At that point is where the work begins. Getting the deep benefits of most practices means taking the time to work through multiple layers and get down to the root. Like Shrek said, “Ogres are like onions…[they] have layers.” It’s sad how often I find this quote applies in life. But anyway…in the past, I have probably been the biggest flake when it comes to my own meditation practice.

The first time I meditated was in college during coursework on Buddhism. It was part of the curriculum and we all went to a Buddhist temple, sat along aside monks, and wafted in overwhelming amounts of Nag Champa. It was pretty great. I felt like I was a part of something and learning about myself. I.E. The college experience.

After that class, meditation probably left my life for 5 years. It was always an interest but not one that pulled me to action.

Then it would pop back up. I tried Headspace and that got me going for a while. After that it would drift away and only come back at the end of a Yoga practice. Then it started to come back stronger and stronger.

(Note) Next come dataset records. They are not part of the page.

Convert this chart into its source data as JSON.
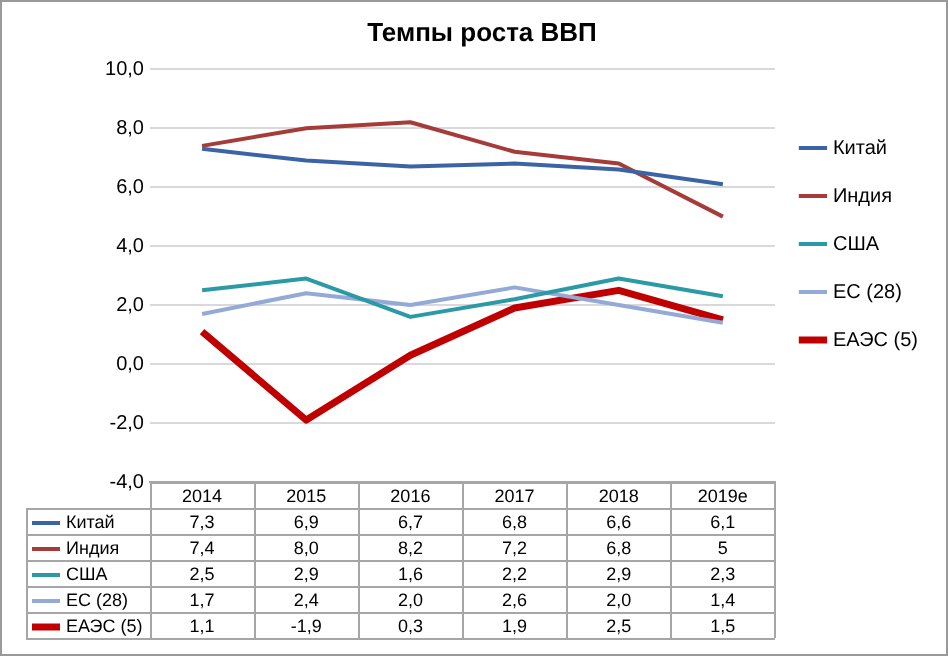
{
  "chart_data": {
    "type": "line",
    "title": "Темпы роста ВВП",
    "categories": [
      "2014",
      "2015",
      "2016",
      "2017",
      "2018",
      "2019e"
    ],
    "series": [
      {
        "name": "Китай",
        "color": "#3a64a4",
        "values": [
          7.3,
          6.9,
          6.7,
          6.8,
          6.6,
          6.1
        ],
        "value_labels": [
          "7,3",
          "6,9",
          "6,7",
          "6,8",
          "6,6",
          "6,1"
        ]
      },
      {
        "name": "Индия",
        "color": "#a63c3a",
        "values": [
          7.4,
          8.0,
          8.2,
          7.2,
          6.8,
          5
        ],
        "value_labels": [
          "7,4",
          "8,0",
          "8,2",
          "7,2",
          "6,8",
          "5"
        ]
      },
      {
        "name": "США",
        "color": "#2b9aa6",
        "values": [
          2.5,
          2.9,
          1.6,
          2.2,
          2.9,
          2.3
        ],
        "value_labels": [
          "2,5",
          "2,9",
          "1,6",
          "2,2",
          "2,9",
          "2,3"
        ]
      },
      {
        "name": "ЕС (28)",
        "color": "#93a9d6",
        "values": [
          1.7,
          2.4,
          2.0,
          2.6,
          2.0,
          1.4
        ],
        "value_labels": [
          "1,7",
          "2,4",
          "2,0",
          "2,6",
          "2,0",
          "1,4"
        ]
      },
      {
        "name": "ЕАЭС (5)",
        "color": "#c00000",
        "values": [
          1.1,
          -1.9,
          0.3,
          1.9,
          2.5,
          1.5
        ],
        "value_labels": [
          "1,1",
          "-1,9",
          "0,3",
          "1,9",
          "2,5",
          "1,5"
        ]
      }
    ],
    "ylim": [
      -4,
      10
    ],
    "yticks": [
      {
        "value": -4,
        "label": "-4,0"
      },
      {
        "value": -2,
        "label": "-2,0"
      },
      {
        "value": 0,
        "label": "0,0"
      },
      {
        "value": 2,
        "label": "2,0"
      },
      {
        "value": 4,
        "label": "4,0"
      },
      {
        "value": 6,
        "label": "6,0"
      },
      {
        "value": 8,
        "label": "8,0"
      },
      {
        "value": 10,
        "label": "10,0"
      }
    ],
    "grid": "y",
    "legend": "right",
    "marker": "none",
    "line_style": "solid"
  }
}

 I’ll go through spurts when every day after work I sit. After about a week like this I can start to feel the difference. The stillness and ability to choose how my mind works starts to flow into other parts of my life. That’s the best feeling, right? You start to see the results.

Then I pause again…

Keeping a cadence with the practice is hard even though I know what the benefits feel like. I still struggle. It’s not even that I get frustrated I just allow life to get in the way.

So to stop this, I started to add it to my calendar. Seems ridiculous, but if I don’t schedule it, I don’t do it. Sadly, my calendar is still my master. It’s a constant reminder that I have something to do today after work. Should something else come up, then I have to reschedule it.

2018 –> The time when we schedule our spiritual practice.

What do you do to maintain your own practice, whatever it is?



  1. As I was reading, I was going to suggest scheduling, but then, before the end, you got to it yourself. Research has shown we are more likely to do something if we write it down. The key is how much we value the activity as this goes a long way with motivation. If it’s just not happening, let it be, don’t get into ‘should’ ‘must’ ‘ought’. It will happen when it happens. For me, many of my activities come in waves, painting, making jewellery, all sorts. I do it with gusto and then leave it a while. I’ve come to the conclusion, it’s okay.